На этот раз он раздался позади него.

Он повернулся так резко, что комната качнулась и расплылась.

Хижина была пуста. Койка. Стол. Шкаф. Дверь. Ничего больше.

Но звук не прекращался, теперь он был не в комнате, но и не полностью снаружи. Он словно поднимался сквозь стены и половицы одновременно, пронизывая стучащий дождь, сквозь сырую древесину, сквозь лихорадку, стучащую в его черепе. Ребёнок плакал в соседней комнате дома, которого здесь не существовало.

Его дыхание участилось.

Он знал этот плач.

Не из болота. Не из сна. Из более старой жизни, или того, что за неё выдавалось. Узкий коридор. Разбросанная одежда на полу. Слишком мало сна. Дешёвые электронные часы, горящие синим в темноте. Измученная уверенность, что если ребёнок плачет, то он встанет, независимо от того, насколько разбитым он себя чувствует.

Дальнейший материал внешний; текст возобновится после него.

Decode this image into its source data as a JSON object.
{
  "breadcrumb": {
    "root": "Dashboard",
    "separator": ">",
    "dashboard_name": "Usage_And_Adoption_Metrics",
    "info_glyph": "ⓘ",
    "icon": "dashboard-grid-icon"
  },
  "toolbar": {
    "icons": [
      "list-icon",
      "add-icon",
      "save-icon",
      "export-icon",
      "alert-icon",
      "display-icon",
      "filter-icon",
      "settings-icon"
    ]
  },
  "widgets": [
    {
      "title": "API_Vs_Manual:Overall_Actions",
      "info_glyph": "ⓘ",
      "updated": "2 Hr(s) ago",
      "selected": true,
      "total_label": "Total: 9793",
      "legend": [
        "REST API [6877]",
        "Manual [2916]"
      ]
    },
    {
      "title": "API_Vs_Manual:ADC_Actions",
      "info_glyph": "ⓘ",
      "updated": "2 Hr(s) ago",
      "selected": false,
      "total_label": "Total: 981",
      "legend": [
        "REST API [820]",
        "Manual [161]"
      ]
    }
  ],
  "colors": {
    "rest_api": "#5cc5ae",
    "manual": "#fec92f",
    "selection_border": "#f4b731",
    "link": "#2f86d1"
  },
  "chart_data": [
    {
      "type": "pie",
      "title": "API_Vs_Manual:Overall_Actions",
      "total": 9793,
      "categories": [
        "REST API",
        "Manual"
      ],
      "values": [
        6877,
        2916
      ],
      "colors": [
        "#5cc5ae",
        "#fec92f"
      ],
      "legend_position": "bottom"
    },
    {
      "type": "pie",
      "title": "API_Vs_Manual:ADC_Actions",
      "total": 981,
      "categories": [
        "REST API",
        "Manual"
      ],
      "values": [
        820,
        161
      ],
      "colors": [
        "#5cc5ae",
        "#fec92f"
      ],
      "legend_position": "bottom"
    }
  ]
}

Комната вокруг него потемнела по краям.

Он положил одну руку на стол, чтобы удержаться, и почувствовал под ладонью не грубое дерево, а оштукатуренную стену с облупившейся краской. Он почувствовал запах сырого болота, а под ним — стирального порошка и затхлого тепла радиатора. Дождь на крыше сменился другим ритмом, более мягким и домашним, стучащим по стеклу вместо гофрированного металла.

«Нет, — снова подумал он, но в этом уже не было никакой убеждённости.

Плач раздался ещё раз, теперь уже совсем рядом, из-за закрытой двери спальни.

Он посмотрел на дверь хижины и увидел, на мгновение и не дольше, вместо неё коридор.

Один мир проступал сквозь другой.

Серебро под его бинтами дёрнулось, как гнездо холодных нервов, отвечая на звук раньше, чем он сам.

Он закрыл глаза, словно темнота могла позволить ему выбрать, в какую жизнь вернуться. Не позволила. Когда он открыл их, выбор уже покинул комнату. Он стоял в этом бесформенном, зыбком нигде между бодрствованием и памятью, где боль была одновременно далёкой и абсолютной, а время начало складываться неправильно.

Ребёнок всё ещё плакал.

Он пошёл на звук, потому что никогда не существовало такой его версии, которая бы этого не сделала.